Kali ini Eren memegang bahu Natsume kuat lalu mencengkeramnya, "KOK BISA!? BAGAIMANA CARANYA?"

"Ah, itu—"

"APA HUBUNGAN KALIAN? LEVI-SENSEI ITU PAMANMU? ATAU AYAHMU!?"

"Bu-Bukan—"

"ATAU JANGAN-JANGAN DIA ADALAH KAKAKMU!? APA? APA? APAAAAAAAA!?"

Dan Eren mencengkeram bahunya semakin kuat bahkan mulai menggoyang-goyangkannya tanpa ampun. Wajahnya seperti anak kecil yang baru saja mendapat mainan baru dan sangat bersemangat untuk mencari tahu bagaimana cara memainkannya.

Natsume menyerah. Dia tidak tahu lagi bagaimana menghadapi yang satu ini.

Mungkin... inikah yang disebut 'fans fanatik'?

"HEI HEI! NATSUME TAKASHI! JAWAB PERTANYAANKU—"

DHUAK

Lalu entah bagaimana, tiba-tiba saja Levi Ackerman sudah berada di belakang Eren dan memukul belakang kepalanya dengan pukulan keras. Para anak-anak di sekitar mereka menahan napas. Tidak ada yang berani bersuara ketika guru baru yang sudah masuk ke dalam jajaran guru killer itu muncul.

"Kupikir ada ribut-ribut apa. Ternyata kau, Eren," Levi menghela napasnya lalu melipat kedua tangannya di depan dada, "aku tak menyangka bocah manja sepertimu benar-benar mengikutiku pindah kemari. Kau benar-benar mengerikan." Ucap Levi dengan nada penuh sarkastik.

Eren mengaduh pelan sembari memegang belakang kepalanya. Dia kemudian menoleh untuk melihat guru idolanya itu menatapnya malas, "Ha-Habis tidak ada guru yang bisa mengajariku sehebat Levi-sensei... saat guru lain mengajariku, nilaiku kembali turun begitu saja," rengeknya.

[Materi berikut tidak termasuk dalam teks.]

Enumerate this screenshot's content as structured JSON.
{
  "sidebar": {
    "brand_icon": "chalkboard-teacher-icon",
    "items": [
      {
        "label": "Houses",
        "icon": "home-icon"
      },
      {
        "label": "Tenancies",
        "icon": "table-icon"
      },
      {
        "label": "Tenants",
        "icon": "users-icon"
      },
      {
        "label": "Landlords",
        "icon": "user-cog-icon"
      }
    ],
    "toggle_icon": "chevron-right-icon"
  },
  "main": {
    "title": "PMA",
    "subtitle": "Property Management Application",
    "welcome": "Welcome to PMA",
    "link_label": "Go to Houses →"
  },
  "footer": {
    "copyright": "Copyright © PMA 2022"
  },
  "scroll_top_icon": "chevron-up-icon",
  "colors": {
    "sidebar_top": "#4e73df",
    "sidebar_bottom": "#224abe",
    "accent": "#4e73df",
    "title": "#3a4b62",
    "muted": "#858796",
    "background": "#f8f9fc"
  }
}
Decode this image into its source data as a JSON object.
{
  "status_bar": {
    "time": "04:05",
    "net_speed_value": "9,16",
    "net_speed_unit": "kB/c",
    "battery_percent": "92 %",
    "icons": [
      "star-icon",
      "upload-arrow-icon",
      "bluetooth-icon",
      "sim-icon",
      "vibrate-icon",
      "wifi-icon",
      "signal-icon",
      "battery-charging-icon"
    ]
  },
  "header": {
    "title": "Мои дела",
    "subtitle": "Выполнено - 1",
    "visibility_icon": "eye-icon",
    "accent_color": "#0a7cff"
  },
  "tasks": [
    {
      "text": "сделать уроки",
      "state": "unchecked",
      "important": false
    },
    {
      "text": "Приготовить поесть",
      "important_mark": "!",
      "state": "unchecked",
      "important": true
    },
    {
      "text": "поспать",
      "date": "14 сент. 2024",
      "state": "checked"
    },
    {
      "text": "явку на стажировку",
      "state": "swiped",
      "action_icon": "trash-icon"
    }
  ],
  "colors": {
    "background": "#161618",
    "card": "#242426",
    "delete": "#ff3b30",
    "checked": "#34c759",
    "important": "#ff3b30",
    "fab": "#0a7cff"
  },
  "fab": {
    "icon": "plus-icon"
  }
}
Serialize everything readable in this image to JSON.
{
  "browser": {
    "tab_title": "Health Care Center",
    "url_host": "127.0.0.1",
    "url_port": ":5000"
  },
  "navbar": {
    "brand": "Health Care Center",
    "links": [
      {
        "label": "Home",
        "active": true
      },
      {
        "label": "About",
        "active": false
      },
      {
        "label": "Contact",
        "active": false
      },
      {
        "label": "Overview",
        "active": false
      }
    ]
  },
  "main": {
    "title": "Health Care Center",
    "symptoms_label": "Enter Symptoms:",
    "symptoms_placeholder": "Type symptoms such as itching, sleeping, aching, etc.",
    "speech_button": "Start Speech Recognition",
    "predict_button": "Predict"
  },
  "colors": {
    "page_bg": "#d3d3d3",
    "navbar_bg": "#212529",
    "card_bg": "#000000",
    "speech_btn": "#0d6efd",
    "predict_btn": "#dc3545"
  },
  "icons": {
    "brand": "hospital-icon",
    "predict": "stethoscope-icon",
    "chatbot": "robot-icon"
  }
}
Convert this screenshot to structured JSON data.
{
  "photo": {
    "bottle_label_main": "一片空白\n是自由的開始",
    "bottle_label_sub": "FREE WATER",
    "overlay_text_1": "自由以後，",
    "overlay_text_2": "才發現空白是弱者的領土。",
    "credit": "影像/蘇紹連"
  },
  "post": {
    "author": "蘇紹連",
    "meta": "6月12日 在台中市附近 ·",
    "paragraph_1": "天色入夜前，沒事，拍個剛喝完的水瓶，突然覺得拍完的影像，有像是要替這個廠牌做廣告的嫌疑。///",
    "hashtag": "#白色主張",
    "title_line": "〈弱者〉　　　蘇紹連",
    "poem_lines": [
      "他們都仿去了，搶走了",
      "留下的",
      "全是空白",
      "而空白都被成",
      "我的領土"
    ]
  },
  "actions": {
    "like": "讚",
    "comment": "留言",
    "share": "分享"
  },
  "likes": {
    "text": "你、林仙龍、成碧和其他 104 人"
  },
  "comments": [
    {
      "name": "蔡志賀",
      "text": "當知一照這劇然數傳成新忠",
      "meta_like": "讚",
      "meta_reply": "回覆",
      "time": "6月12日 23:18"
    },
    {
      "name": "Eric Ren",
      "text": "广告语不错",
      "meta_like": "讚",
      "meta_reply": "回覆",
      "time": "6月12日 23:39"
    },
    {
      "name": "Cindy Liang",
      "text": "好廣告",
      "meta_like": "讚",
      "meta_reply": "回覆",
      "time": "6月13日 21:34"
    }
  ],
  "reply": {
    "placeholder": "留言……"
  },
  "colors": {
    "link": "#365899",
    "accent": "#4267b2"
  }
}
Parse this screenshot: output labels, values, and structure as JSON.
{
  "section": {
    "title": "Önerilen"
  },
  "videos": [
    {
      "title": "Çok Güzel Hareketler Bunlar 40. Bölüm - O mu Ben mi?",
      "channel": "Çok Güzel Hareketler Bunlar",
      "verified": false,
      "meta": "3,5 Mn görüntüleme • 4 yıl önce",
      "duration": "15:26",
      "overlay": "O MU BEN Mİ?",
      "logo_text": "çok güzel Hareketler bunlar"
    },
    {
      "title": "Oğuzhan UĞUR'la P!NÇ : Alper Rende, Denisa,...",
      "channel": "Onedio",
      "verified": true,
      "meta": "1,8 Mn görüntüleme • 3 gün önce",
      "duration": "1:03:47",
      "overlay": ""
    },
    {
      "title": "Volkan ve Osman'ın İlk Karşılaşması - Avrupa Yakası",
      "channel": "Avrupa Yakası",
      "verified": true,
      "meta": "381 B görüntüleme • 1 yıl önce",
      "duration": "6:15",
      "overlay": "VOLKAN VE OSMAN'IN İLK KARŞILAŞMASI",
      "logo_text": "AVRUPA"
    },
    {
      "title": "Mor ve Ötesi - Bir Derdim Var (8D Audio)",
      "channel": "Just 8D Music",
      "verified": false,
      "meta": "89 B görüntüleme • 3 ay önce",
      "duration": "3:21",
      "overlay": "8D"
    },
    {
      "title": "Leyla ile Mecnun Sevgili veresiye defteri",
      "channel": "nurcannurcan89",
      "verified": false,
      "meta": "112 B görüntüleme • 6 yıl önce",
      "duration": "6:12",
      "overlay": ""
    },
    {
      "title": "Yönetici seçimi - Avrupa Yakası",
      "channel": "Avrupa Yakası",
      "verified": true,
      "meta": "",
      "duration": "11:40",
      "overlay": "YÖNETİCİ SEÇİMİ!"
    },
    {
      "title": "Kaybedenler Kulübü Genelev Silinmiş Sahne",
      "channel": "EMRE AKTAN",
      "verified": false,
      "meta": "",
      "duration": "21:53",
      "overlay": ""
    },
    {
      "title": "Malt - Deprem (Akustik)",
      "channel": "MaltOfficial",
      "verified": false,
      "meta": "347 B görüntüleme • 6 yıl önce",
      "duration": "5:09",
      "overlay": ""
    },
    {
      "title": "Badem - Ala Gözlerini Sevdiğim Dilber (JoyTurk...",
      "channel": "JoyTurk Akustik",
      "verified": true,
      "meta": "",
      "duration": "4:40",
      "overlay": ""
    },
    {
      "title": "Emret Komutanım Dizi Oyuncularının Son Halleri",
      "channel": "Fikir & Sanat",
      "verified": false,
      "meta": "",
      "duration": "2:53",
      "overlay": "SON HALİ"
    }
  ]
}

"Itu sih kau saja yang memang malas."

"Ti-Tidak kok!"

Levi menggelengkan kepalanya, "Ya sudahlah, ingat untuk selalu menjaga perilakumu. Di sini beda dari sekolah swasta tempatmu sebelumnya yang penuh orang kaya manja sepertimu," ucapnya sinis. Eren hanya tertawa bodoh sembari mengusap belakang kepalanya, "dan ingat..."

Levi yang akan keluar kelas itu berjalan mendekati Eren lalu memegang bahunya. Memaksa pemuda tinggi itu untuk membungkuk lalu dia berbisik di telinga muridnya tersebut.

"...jangan macam-macam dengan cucuku jika kau masih ingin bernapas."

Kedua bola mata Eren membulat mendengar ini. Bahkan meskipun Levi sudah melepaskan bahunya lalu berjalan keluar kelas tanpa mengatakan apapun. Seluruh murid yang ada di sana mulai membubarkan diri dan duduk di tempat mereka masing-masing, meninggalkan Eren yang masih tenggelam di dalam pikirannya.

Natsume juga berniat melakukan hal yang sama. Sampai tiba-tiba Eren kembali menatapnya garang lalu berteriak di tengah kelas.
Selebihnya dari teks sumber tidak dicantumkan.